Furthermore, Crenshaw argues that our identities are compounded and are both shaped by and actively shaped by our experiences. However, in actual scientific practice, these identifiers are frequently treated as random variables. For example, racism and socioeconomic inequality are inextricably linked to the exposures that children from marginalized communities often experience (Amso and Lynn, 2017, Frankenhuis and Nettle, 2020). HBCD research and theory development must take into account these intersections. Rather than simply classifying these social and political identities, we challenge scientists to investigate the ways in which they work together to shape development. 

Researchers will need to examine how the challenges of opioid exposure, for example, are not isolated, but also how socio-political identities like race or residential status (e.g., residing in a rural or more urban area) further compound and complicate this particular childhood stressor/adversity. Understanding the link between prenatal opioid use and later child outcomes requires an understanding of how structural systems differentially offer treatment versus incarceration based on socio-political identities for opioid use. In one predominantly White community, parents struggling with opioid addiction are offered treatment, while in neighboring predominantly Black communities, parents may be sentenced to prison, depriving their children of a caregiver. This allows for a different interpretation of data (Hansen et al., 2020, James and Jordan, 2018, Saloner and Cook, 2013, Santoro and Santoro, 2018). We can get a clearer picture of the developmental challenges that children in the United States face when we combine these facts with what we already know about the importance of mechanisms like maternal/parental modulation. Children from jurisdictions that don't offer recovery services can be "othered" if we try to understand how they adjust. It is possible to develop a theory of how these conditions can shape children by examining the diversity of lived experiences.  

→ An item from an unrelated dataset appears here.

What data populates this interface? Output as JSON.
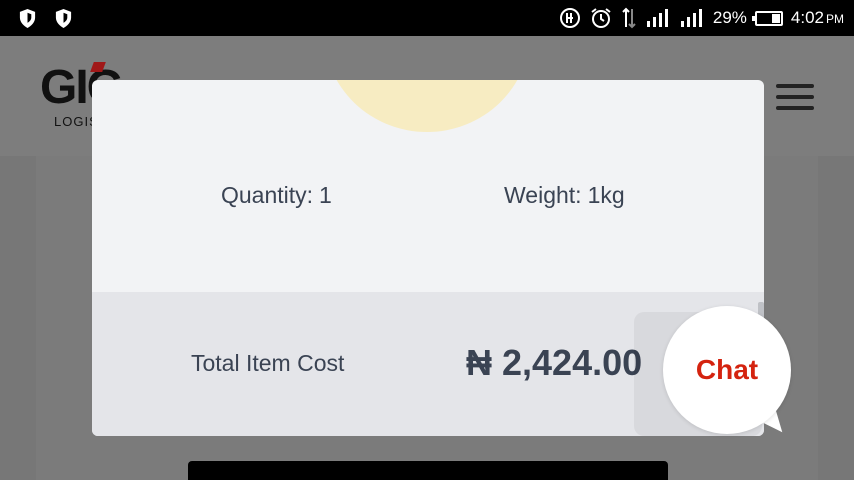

ABCD and the upcoming HBCD studies offer unique opportunities to gain insight into the conditions and factors that influence the development of children. Researchers should consider the following methodological checkpoints to minimize bias throughout the course of these studies. 

Researchers should be aware of sampling and measurement biases in the early stages of protocol development and participant recruitment. As a way to partner with local communities, better understand their lived experiences, increase trust, evaluate sampling and measurement appropriateness, and make necessary protocol adjustments, researchers can use community members as liaisons or even as members of the research team. An immediate red flag in a study's design may be the possibility that local sites may alter testing details in a way that affects the ability to combine data from all sites. We have two points to address this issue. For starters, the study may already have a number of biases due to the reasons outlined in this document. This problem can be solved in two ways. The first is by creating an advisory panel comprised of local sites that can consider protocol adjustment requests from the HBCD board of directors. The panel will be able to make scientifically sound decisions about whether or not the requested shift is appropriate and justifiable.. 

Researchers should be aware of biases that influence measurement and theory construction when analyzing and interpreting data. We find that avoiding sampling and measurement bias reduces the likelihood of incorrect and de-contextualized data interpretations significantly at the beginning of the process. We encourage researchers to look for measurement invariance and adopt a developmental systems and interdisciplinary approach in order to combat these issues and promote a more equitable and inclusive developmental science. We recognize that this may necessitate time and effort that some HBCD members may not be able to devote to their own research. Including an external ethics board and an external committee composed of relevant social and cultural scientists from historically excluded groups will go a long way to ensure that culturally relevant and data-appropriate measurements and nuanced interpretations are used.